The law overturned by the majority gave publicly financed candidates more public dollars when their privately funded opponents spent more. The 5-4 majority decision (PDF) said the law increases the speech of publicly financed candidates at the expense of those who are privately financed.

Kagan used a Yiddish term to attack the First Amendment argument, notes TMPMuckraker. The plaintiffs challenging the law “are making a novel argument: that Arizona violated their First Amendment rights by disbursing funds to other speakers even though they could have received (but chose to spurn) the same financial assistance,” she wrote in dissent. “Some people might call that chutzpah.”

Freshman justices are usually assigned less controversial decisions, the Wall Street Journal (sub. req.) notes.

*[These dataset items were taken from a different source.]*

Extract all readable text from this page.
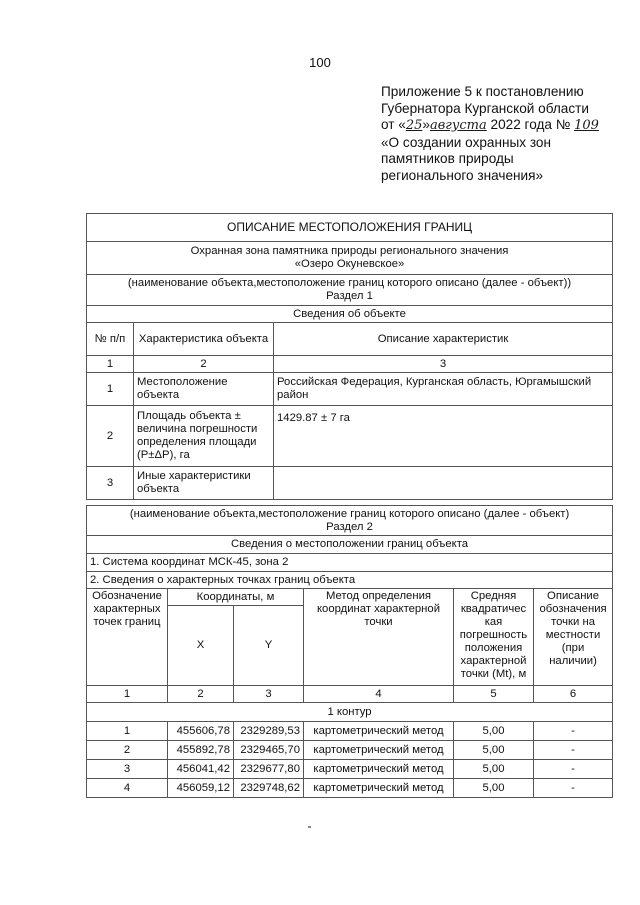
100
Приложение 5 к постановлению
Губернатора Курганской области
от «25»августа 2022 года № 109
«О создании охранных зон
памятников природы
регионального значения»
ОПИСАНИЕ МЕСТОПОЛОЖЕНИЯ ГРАНИЦ		

Охранная зона памятника природы регионального значения
«Озеро Окуневское»		

(наименование объекта,местоположение границ которого описано (далее - объект))
Раздел 1		

Сведения об объекте		
№ п/п	Характеристика объекта	Описание характеристик
1	2	3
1	Местоположение объекта	Российская Федерация, Курганская область, Юргамышский район
2	Площадь объекта ± величина погрешности определения площади (Р±ΔР), га	1429.87 ± 7 га
3	Иные характеристики объекта	
(наименование объекта,местоположение границ которого описано (далее - объект)
Раздел 2					

Сведения о местоположении границ объекта					
1. Система координат МСК-45, зона 2					
2. Сведения о характерных точках границ объекта					
Обозначение характерных точек границ	Координаты, м		Метод определения координат характерной точки	Средняя квадратичес кая погрешность положения характерной точки (Mt), м	Описание обозначения точки на местности (при наличии)
	X	Y			
1	2	3	4	5	6
1 контур					
1	455606,78	2329289,53	картометрический метод	5,00	-
2	455892,78	2329465,70	картометрический метод	5,00	-
3	456041,42	2329677,80	картометрический метод	5,00	-
4	456059,12	2329748,62	картометрический метод	5,00	-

As a result, Kagan’s majority decisions are “notable more for her writing style than provocative jurisprudence,” the story says. The newspaper describes her tone as conversational and occasionally wry, with little legalese.

The Wall Street Journal concludes that Kagan has mostly shored up the court’s liberal wing. The newspaper interviewed Supreme Court litigator Carter Phillips of Sidley Austin for his thoughts. “I thought there was a possibility she might be more moderate,” he said. Instead, she stayed fairly close to Justice Ruth Bader Ginsburg.

According to SCOTUSblog statistics cited by the New York Times, Kagan voted with Justice Sonia Sotomayor 94 percent of the time and with Justice Ginsburg 90 percent of the time.

Updated at 11:30 a.m. to include statistics on Kagan’s affinity with Ginsburg and Sotomayor.